Cyber-Targeting of Vulnerable End-of-Life Gear
Volt Typhoon's targeting of end-of-life devices also makes a lot of sense from the attacker's perspective, Ames says. There are some 35 known critical vulnerabilities with a severity rating of at least 9 out of 10 on the CVSS scale — including two in CISA's Known Exploited Vulnerabilities catalog — associated with the Cisco RV320 routers that Volt Typhoon has been targeting. Cisco stopped issuing any bug fixes, maintenance releases, and repairs for the technology three years ago, in January 2021. In addition to the Cisco devices, the Volt Typhoon-linked botnet also includes compromised legacy DrayTek Vigor and Netgear ProSafe routers.
"From the perspective of the devices themselves, they’re low-hanging fruit," Ames says. "Since 'end-of-life' means that the devices' producers will no longer issue updates for them, vulnerabilities affecting them are likely to go unaddressed, leaving the devices susceptible to compromise."

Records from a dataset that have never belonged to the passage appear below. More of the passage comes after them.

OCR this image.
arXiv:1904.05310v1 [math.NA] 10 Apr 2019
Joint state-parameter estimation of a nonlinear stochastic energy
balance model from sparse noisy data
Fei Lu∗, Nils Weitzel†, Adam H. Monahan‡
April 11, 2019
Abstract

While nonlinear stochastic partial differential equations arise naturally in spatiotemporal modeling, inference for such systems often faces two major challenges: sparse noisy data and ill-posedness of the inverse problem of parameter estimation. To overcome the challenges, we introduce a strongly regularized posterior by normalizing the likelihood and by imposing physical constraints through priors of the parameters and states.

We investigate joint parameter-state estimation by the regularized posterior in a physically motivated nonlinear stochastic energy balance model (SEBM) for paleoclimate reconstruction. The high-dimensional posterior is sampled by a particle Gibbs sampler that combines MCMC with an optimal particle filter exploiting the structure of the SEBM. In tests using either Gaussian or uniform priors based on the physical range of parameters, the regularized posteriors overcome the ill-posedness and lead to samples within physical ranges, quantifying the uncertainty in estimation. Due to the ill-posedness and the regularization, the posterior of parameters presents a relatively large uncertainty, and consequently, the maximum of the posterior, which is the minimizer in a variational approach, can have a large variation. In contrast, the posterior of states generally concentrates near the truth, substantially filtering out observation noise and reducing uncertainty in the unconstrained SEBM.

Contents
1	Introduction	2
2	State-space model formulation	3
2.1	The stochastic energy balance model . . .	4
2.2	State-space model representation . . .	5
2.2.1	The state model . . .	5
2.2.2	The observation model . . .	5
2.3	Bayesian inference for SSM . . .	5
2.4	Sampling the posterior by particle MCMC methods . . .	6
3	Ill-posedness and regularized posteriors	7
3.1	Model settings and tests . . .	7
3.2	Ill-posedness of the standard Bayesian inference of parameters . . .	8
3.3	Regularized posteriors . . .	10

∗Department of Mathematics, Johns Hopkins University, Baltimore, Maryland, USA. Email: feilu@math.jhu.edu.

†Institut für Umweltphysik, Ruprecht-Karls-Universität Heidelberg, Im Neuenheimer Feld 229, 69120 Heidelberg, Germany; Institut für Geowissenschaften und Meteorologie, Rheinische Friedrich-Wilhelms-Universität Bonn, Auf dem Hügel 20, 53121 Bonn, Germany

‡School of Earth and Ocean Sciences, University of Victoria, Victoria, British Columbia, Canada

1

Callie Guenther, senior manager of cyber threat research at Critical Start, says Volt Typhoon's strategic targeting of end-of-life Cisco routers, its development of custom tools like fy.sh, and its geographical and sectoral targeting suggest a highly sophisticated operation.
"Focusing on legacy systems is not a common tactic among threat actors, primarily because it requires specific knowledge about older systems and their vulnerabilities, which might not be widely known or documented," Guenther says. "However, it is a growing trend, especially among state-sponsored actors who have the resources and motivation to conduct extensive reconnaissance and develop tailored exploits."
As examples, she points to multiple threat actors targeting the so-called Ripple20 vulnerabilities in a TCP/IP stack that affected millions of legacy IoT devices, as well as Chinese and Iranian threat groups targeting flaws in older VPN products.